A team of scientists, most of them college professors from North Carolina and Virginia, are examining everything from the chemical "fingerprints" of the shipwreck's ballast stones (they hope to match them with stones found at ports where Blackbeard's ship stopped) to the contents of the syringe (the scientists found traces of mercury, which was administered into the urethras of the unfortunate victims of venereal diseases—a cure that could itself kill the patient). Although funds are not yet available for full-scale excavation and conservation, there is a growing sense of urgency: the hydrologists believe that for most of its existence the wreck has been buried under sand—protecting it from destructive organisms and strong currents—but large portions of it have lately been uncovered by some natural events, perhaps the recent series of hurricanes.

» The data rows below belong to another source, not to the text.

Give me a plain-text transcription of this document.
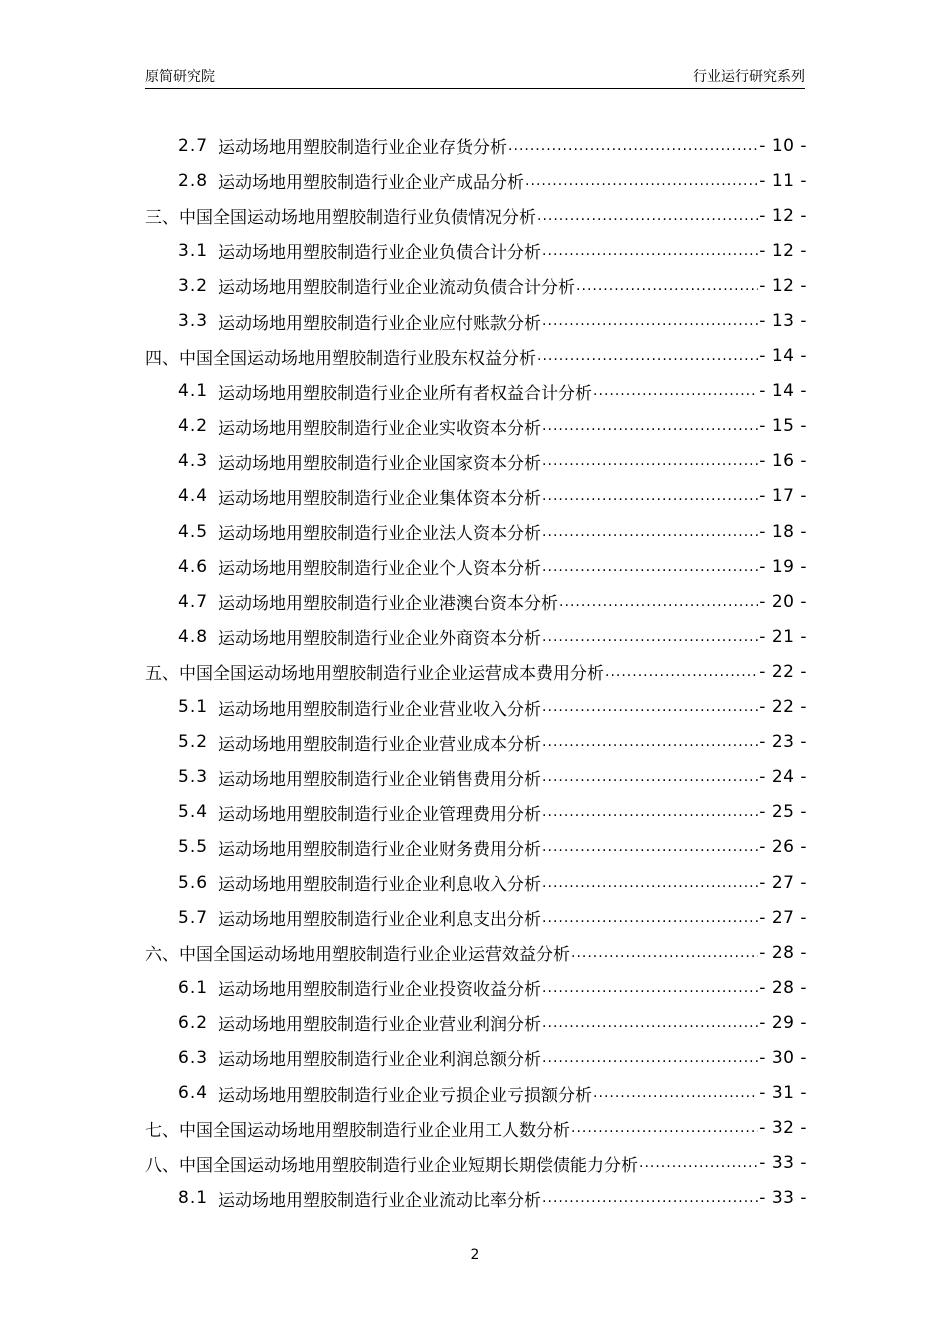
原简研究院	行业运行研究系列
2.7 运动场地用塑胶制造行业企业存货分析 .....	- 10 -
2.8 运动场地用塑胶制造行业企业产成品分析 .....	- 11 -
三、中国全国运动场地用塑胶制造行业负债情况分析 .....	- 12 -
3.1 运动场地用塑胶制造行业企业负债合计分析 .....	- 12 -
3.2 运动场地用塑胶制造行业企业流动负债合计分析 .....	- 12 -
3.3 运动场地用塑胶制造行业企业应付账款分析 .....	- 13 -
四、中国全国运动场地用塑胶制造行业股东权益分析 .....	- 14 -
4.1 运动场地用塑胶制造行业企业所有者权益合计分析 .....	- 14 -
4.2 运动场地用塑胶制造行业企业实收资本分析 .....	- 15 -
4.3 运动场地用塑胶制造行业企业国家资本分析 .....	- 16 -
4.4 运动场地用塑胶制造行业企业集体资本分析 .....	- 17 -
4.5 运动场地用塑胶制造行业企业法人资本分析 .....	- 18 -
4.6 运动场地用塑胶制造行业企业个人资本分析 .....	- 19 -
4.7 运动场地用塑胶制造行业企业港澳台资本分析 .....	- 20 -
4.8 运动场地用塑胶制造行业企业外商资本分析 .....	- 21 -
五、中国全国运动场地用塑胶制造行业企业运营成本费用分析 .....	- 22 -
5.1 运动场地用塑胶制造行业企业营业收入分析 .....	- 22 -
5.2 运动场地用塑胶制造行业企业营业成本分析 .....	- 23 -
5.3 运动场地用塑胶制造行业企业销售费用分析 .....	- 24 -
5.4 运动场地用塑胶制造行业企业管理费用分析 .....	- 25 -
5.5 运动场地用塑胶制造行业企业财务费用分析 .....	- 26 -
5.6 运动场地用塑胶制造行业企业利息收入分析 .....	- 27 -
5.7 运动场地用塑胶制造行业企业利息支出分析 .....	- 27 -
六、中国全国运动场地用塑胶制造行业企业运营效益分析 .....	- 28 -
6.1 运动场地用塑胶制造行业企业投资收益分析 .....	- 28 -
6.2 运动场地用塑胶制造行业企业营业利润分析 .....	- 29 -
6.3 运动场地用塑胶制造行业企业利润总额分析 .....	- 30 -
6.4 运动场地用塑胶制造行业企业亏损企业亏损额分析 .....	- 31 -
七、中国全国运动场地用塑胶制造行业企业用工人数分析 .....	- 32 -
八、中国全国运动场地用塑胶制造行业企业短期长期偿债能力分析 .....	- 33 -
8.1 运动场地用塑胶制造行业企业流动比率分析 .....	- 33 -
2
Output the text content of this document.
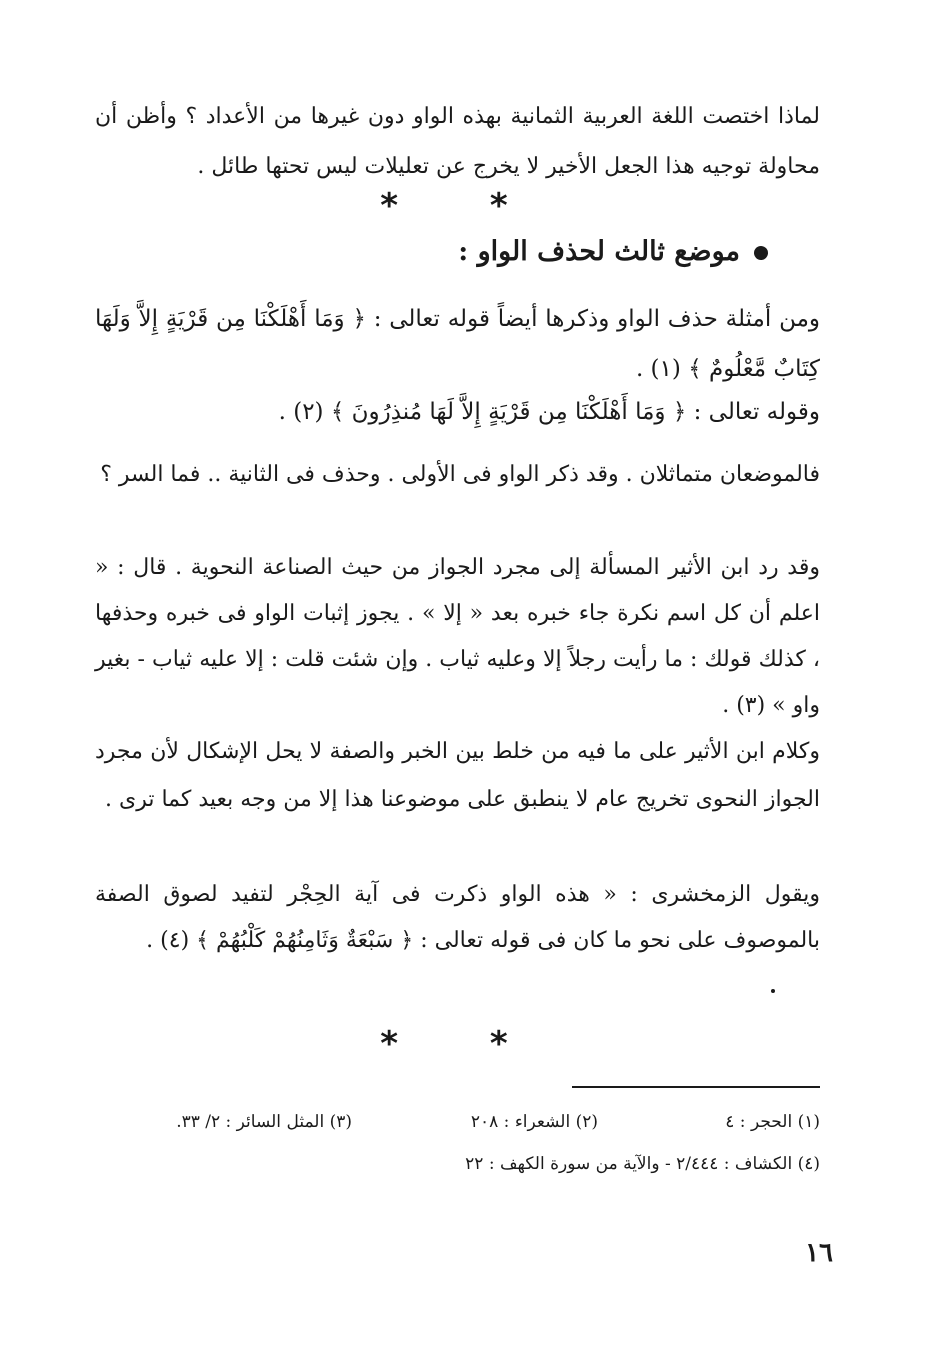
لماذا اختصت اللغة العربية الثمانية بهذه الواو دون غيرها من الأعداد ؟ وأظن أن محاولة توجيه هذا الجعل الأخير لا يخرج عن تعليلات ليس تحتها طائل .

* *
موضع ثالث لحذف الواو :

ومن أمثلة حذف الواو وذكرها أيضاً قوله تعالى : ﴿ وَمَا أَهْلَكْنَا مِن قَرْيَةٍ إِلاَّ وَلَهَا كِتَابٌ مَّعْلُومٌ ﴾ (١) .

وقوله تعالى : ﴿ وَمَا أَهْلَكْنَا مِن قَرْيَةٍ إِلاَّ لَهَا مُنذِرُونَ ﴾ (٢) .

فالموضعان متماثلان . وقد ذكر الواو فى الأولى . وحذف فى الثانية .. فما السر ؟

وقد رد ابن الأثير المسألة إلى مجرد الجواز من حيث الصناعة النحوية . قال : « اعلم أن كل اسم نكرة جاء خبره بعد « إلا » . يجوز إثبات الواو فى خبره وحذفها ، كذلك قولك : ما رأيت رجلاً إلا وعليه ثياب . وإن شئت قلت : إلا عليه ثياب - بغير واو » (٣) .

وكلام ابن الأثير على ما فيه من خلط بين الخبر والصفة لا يحل الإشكال لأن مجرد الجواز النحوى تخريج عام لا ينطبق على موضوعنا هذا إلا من وجه بعيد كما ترى .

ويقول الزمخشرى : « هذه الواو ذكرت فى آية الحِجْر لتفيد لصوق الصفة بالموصوف على نحو ما كان فى قوله تعالى : ﴿ سَبْعَةٌ وَثَامِنُهُمْ كَلْبُهُمْ ﴾ (٤) .

* *
(١) الحجر : ٤
(٢) الشعراء : ٢٠٨
(٣) المثل السائر : ٢/ ٣٣.
(٤) الكشاف : ٢/٤٤٤ - والآية من سورة الكهف : ٢٢
١٦
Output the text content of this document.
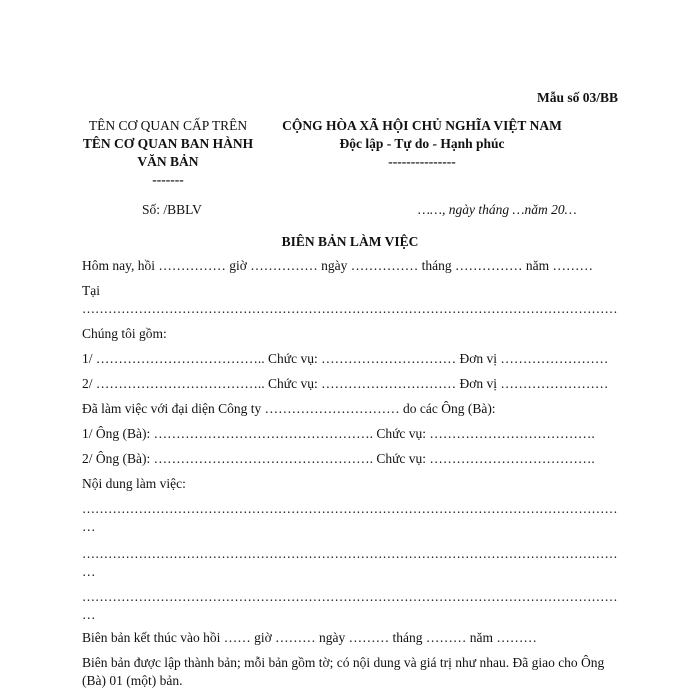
Mẫu số 03/BB
TÊN CƠ QUAN CẤP TRÊN
TÊN CƠ QUAN BAN HÀNH
VĂN BẢN
-------
CỘNG HÒA XÃ HỘI CHỦ NGHĨA VIỆT NAM
Độc lập - Tự do - Hạnh phúc
---------------
Số: /BBLV	……, ngày tháng …năm 20…
BIÊN BẢN LÀM VIỆC
Hôm nay, hồi …………… giờ …………… ngày …………… tháng …………… năm ………
Tại
……………………………………………………………………………………………………………
Chúng tôi gồm:
1/ ……………………………….. Chức vụ: ………………………… Đơn vị ……………………
2/ ……………………………….. Chức vụ: ………………………… Đơn vị ……………………
Đã làm việc với đại diện Công ty ………………………… do các Ông (Bà):
1/ Ông (Bà): …………………………………………. Chức vụ: ……………………………….
2/ Ông (Bà): …………………………………………. Chức vụ: ……………………………….
Nội dung làm việc:
……………………………………………………………………………………………………………
…
……………………………………………………………………………………………………………
…
……………………………………………………………………………………………………………
…
Biên bản kết thúc vào hồi …… giờ ……… ngày ……… tháng ……… năm ………
Biên bản được lập thành bản; mỗi bản gồm tờ; có nội dung và giá trị như nhau. Đã giao cho Ông
(Bà) 01 (một) bản.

While it hasn't been proven definitively—yet—that this wreck is indeed the Queen Anne's Revenge, that hasn't held back the town of Beaufort, which last year had a huge portrait of Blackbeard, slow-burning fuses and all, painted on its sky-blue water tower. And it hasn't dampened the enthusiasm of the small army of underwater archaeologists, historians, conservators, scientists, divers, dive-boat captains and volunteers who have been assembled under the umbrella of the QAR Project. At the project's core are the staff members of North Carolina's Underwater Archaeology Unit, or UAU. This crew of a half-dozen resourceful people (all of them divers, from the office manager to the director) are experienced hands, since they're responsible for documenting and protecting the state's 5,000 historically recorded shipwrecks.

But this wreck is over the top—even if it isn't Blackbeard's ship, it's still the oldest shipwreck ever investigated in the state. Inside the QAR headquarters, a former scallop-processing plant around the bend from the idyllic Beaufort waterfront, two cannon, hooked up to Sears battery chargers, recline in their own tubs of water like patients on life support. They're undergoing a five-year-long electrolytic bath to free them of salts. Nearby shelves brim with smaller objects: pewter plates, one of them with a hole that looks suspiciously like a bullet hole; plastic bags filled with ballast stones; a set of brass dividers, cleaned up by the conservators, that Teach himself may have held in his hands. Hundreds of objects, many in their own little baths, fill another UAU conservation lab near Wilmington, North Carolina.